# 3.2 - Point Estimate Printer-friendly version
• The least square estimation of  $\hat{\beta}$ is:

$\hat{\beta} =(X^{T}X)^{-1}X^{T}y$

• The fitted value vector is:

$\hat{y} =X\hat{\beta}=X(X^{T}X)^{-1}X^{T}y$

• Hat matrix:

$H=X(X^{T}X)^{-1}X^{T}$

#### Geometric Interpretation

Each column of X is a vector in an N-dimensional space (not the p+1 dimensional feature vector space). Here, we take out columns in matrix X, and this is why they live in N dimensional space. Values for the same variable across all of the samples are put in a vector.
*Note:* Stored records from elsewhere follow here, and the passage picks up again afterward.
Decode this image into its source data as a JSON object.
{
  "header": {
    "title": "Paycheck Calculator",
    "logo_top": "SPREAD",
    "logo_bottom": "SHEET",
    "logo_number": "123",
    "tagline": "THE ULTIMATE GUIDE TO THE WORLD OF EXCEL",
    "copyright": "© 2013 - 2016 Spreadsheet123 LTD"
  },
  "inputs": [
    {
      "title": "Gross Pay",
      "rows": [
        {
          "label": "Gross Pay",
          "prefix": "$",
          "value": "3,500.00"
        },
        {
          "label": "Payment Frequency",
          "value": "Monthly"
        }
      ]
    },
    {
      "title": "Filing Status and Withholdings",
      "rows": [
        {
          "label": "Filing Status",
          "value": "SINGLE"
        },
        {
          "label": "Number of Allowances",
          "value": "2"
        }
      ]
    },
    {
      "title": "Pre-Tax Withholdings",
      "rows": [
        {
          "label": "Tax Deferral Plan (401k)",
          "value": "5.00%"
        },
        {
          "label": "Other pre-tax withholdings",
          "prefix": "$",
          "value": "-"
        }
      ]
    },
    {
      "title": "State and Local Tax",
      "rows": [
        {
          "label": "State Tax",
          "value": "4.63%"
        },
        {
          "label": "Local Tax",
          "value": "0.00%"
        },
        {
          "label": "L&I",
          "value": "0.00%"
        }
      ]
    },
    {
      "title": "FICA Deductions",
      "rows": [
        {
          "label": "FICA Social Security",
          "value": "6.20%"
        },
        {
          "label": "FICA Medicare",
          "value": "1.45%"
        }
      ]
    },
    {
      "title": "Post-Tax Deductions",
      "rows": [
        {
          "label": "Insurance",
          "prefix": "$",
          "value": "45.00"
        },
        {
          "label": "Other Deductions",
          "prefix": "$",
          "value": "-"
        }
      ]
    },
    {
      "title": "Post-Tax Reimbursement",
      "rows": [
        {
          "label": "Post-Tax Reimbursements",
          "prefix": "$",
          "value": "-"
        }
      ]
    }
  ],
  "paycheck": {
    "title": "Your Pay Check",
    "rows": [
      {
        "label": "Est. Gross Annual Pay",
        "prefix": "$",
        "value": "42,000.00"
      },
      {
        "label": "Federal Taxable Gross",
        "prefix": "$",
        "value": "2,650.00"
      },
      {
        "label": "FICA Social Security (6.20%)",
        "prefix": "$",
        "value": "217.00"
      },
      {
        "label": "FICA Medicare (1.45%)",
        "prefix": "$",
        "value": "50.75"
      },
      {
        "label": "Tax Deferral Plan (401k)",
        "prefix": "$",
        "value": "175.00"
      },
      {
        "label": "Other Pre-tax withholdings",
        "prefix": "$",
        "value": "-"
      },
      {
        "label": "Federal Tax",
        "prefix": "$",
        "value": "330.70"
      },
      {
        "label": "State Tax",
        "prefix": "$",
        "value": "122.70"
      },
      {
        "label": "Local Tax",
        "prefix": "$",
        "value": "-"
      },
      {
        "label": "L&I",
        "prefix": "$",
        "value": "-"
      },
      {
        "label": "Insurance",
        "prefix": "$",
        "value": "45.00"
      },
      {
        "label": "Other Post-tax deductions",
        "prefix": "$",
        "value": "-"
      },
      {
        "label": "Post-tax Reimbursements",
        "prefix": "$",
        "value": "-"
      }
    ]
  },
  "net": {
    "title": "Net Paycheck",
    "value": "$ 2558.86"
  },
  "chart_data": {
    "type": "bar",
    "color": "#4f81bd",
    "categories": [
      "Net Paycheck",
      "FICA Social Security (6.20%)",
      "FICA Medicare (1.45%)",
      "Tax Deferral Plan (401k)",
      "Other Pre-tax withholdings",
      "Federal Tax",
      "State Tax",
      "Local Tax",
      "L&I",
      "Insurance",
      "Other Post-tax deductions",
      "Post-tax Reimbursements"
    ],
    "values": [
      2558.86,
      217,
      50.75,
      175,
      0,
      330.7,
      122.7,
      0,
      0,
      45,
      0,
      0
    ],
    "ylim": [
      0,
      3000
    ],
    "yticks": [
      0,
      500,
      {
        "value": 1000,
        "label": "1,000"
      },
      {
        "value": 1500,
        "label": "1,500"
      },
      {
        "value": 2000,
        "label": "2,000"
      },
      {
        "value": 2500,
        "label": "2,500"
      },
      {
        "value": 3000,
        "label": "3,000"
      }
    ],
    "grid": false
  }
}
I represent this input matrix as the matrix formed by the column vectors:

X = (x0, x1, ..., xp)

Here x0 is the column of 1's for the intercept term.  It turns out that the fitted output vector $\hat{y}$ is a linear combination of the column vectors xj, j = 0, 1, ... , p. Go back and look at the matrix and you will see this.

This means that $\hat{y}$ lies in the subspace spanned by xj , j = 0, 1, ... , p.

The dimension of the column vectors is N, the number of samples. Usually the number of samples is much bigger than the dimension p. The true y can be any point in this N dimensional space. What we want to find is an approximation constraint in the p+1 dimensional space such that the distance between the true y and the approximation is minimized. It turns out that the residual sum of squares is equal to the square of the Euclidean distance between y and $\hat{y}$.

$RSS(\hat{\beta})=\parallel y - \hat{y}\parallel^2$

For the optimal solution, $y-\hat{y}$ has to be perpendicular to the subspace, i.e.,  $\hat{y}$ is the projection of y on the subspace spanned by xj , j = 0, 1, ... , p.

Geometrically speaking let's look at a really simple example. Take a look at the diagram below. What we want to find is a $\hat{y}$ that lies in the hyperplane defined or spanned by x1 and x2. You would draw a perpendicular line from y to the plane to find $\hat{y}$. This comes from a basic geometric fact. In general, if you want to find some point in a subspace to represent some point in a higher dimensional space, the best you can do is to project that point to your subspace. The difference between your approximation and the true vector has to be perpendicular to the subspace.

The geometric interpretation is very helpful for understanding coefficient shrinkage and subset selection (covered in Lessons 4 and 5).